Hugues de Queyssac nous entraine au milieu du 14e siècle en Aquitaine, là où débuta cette guerre qui devait durer plus de cent ans. La vie y est rude mais les occasions d'en profiter demeurent nombreuses. Les personnages ne s'en privent d'ailleurs pas. Amateurs de vins et de bonne chère (voire, pour certains, de bonnes chairs), Queyssac nous décrit des personnages sensuels. Brachet de Born, écuyer d'un droit seigneur du Périgord, se retrouve entraîné à ses dépends dans une suite de péripéties. On l'accuse d'abord d'un crime horrible, avant de l'obliger à partir pour l'Orient et ses terres dangereuses pour un Chrétien. En parallèle, il ne cesse de rechercher Ysabeau de Guérande, l'amour de sa vie qui lui reste disparue.

Avant d'en dire davantage, il me faut saluer le fabuleux travail sur le langage réalisé par Hugues de Queyssac.

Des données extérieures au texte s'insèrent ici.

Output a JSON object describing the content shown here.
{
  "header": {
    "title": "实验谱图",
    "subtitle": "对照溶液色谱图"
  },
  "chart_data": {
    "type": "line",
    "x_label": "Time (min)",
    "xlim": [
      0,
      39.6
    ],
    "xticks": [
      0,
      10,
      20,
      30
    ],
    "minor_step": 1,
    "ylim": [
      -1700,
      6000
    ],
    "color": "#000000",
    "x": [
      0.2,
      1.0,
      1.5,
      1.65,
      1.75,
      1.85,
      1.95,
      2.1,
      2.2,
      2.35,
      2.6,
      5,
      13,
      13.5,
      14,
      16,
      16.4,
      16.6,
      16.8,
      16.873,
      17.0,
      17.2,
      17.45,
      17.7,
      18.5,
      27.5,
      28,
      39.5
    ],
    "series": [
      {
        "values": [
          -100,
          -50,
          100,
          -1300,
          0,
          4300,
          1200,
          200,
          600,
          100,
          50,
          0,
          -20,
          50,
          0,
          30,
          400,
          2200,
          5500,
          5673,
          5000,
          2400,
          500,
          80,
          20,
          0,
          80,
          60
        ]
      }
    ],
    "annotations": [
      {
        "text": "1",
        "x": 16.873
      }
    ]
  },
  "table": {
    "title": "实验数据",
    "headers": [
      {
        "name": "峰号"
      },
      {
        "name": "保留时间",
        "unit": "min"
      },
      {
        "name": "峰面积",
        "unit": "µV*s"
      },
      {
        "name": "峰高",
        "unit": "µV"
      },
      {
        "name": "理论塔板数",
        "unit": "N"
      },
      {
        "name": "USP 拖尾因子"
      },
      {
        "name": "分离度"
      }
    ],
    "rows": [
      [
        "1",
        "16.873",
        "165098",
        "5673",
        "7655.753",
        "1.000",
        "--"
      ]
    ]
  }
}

Toute l'originalité de ce livre, son charme aussi, vient du fait que l'auteur a su suffisamment s'imprégner de vieux termes, d'anciennes tournures de phrases héritées du vieux-français, pour arriver à en faire un usage fluide, léger. C'est ainsi une ambiance toute entière qui est créé par ce langage, ces vieux mots qui croquent sous la langue. Il y a presque de l'exotisme à redécouvrir ainsi sa propre langue natale.
Mais, me direz-vous, l'action du roman se passe en Périgord, terres où l'on ne parlait alors pas à cette époque le vieux français, mais une toute autre langue, la langue d'oc, ou vieil occitan ! Et bien oui, et l'auteur en a tenu compte ! Et c'est là tout le génie de Queyssac d'avoir mélangé à ce français vieilli des termes, mots, expressions, sonorités occitanes. Une sorte d'occitan francisé, des mots qu'on retrouve d'ailleurs parfois encore en usage aujourd'hui, dans les bouches des vieilles gens du Sud-Ouest. Ce mélange, toujours fluide, est presque oeuvre de poésie.
(L'autre bonne idée, c'est d'avoir mis en fin d'ouvrage un lexique qui vient nous éclairer lorsque le sens d'un de ces mots nous est confus. Ce lexique propose en plus quelques renseignements de type encyclopédiques qui raviront les amateurs d'histoire médiévale.)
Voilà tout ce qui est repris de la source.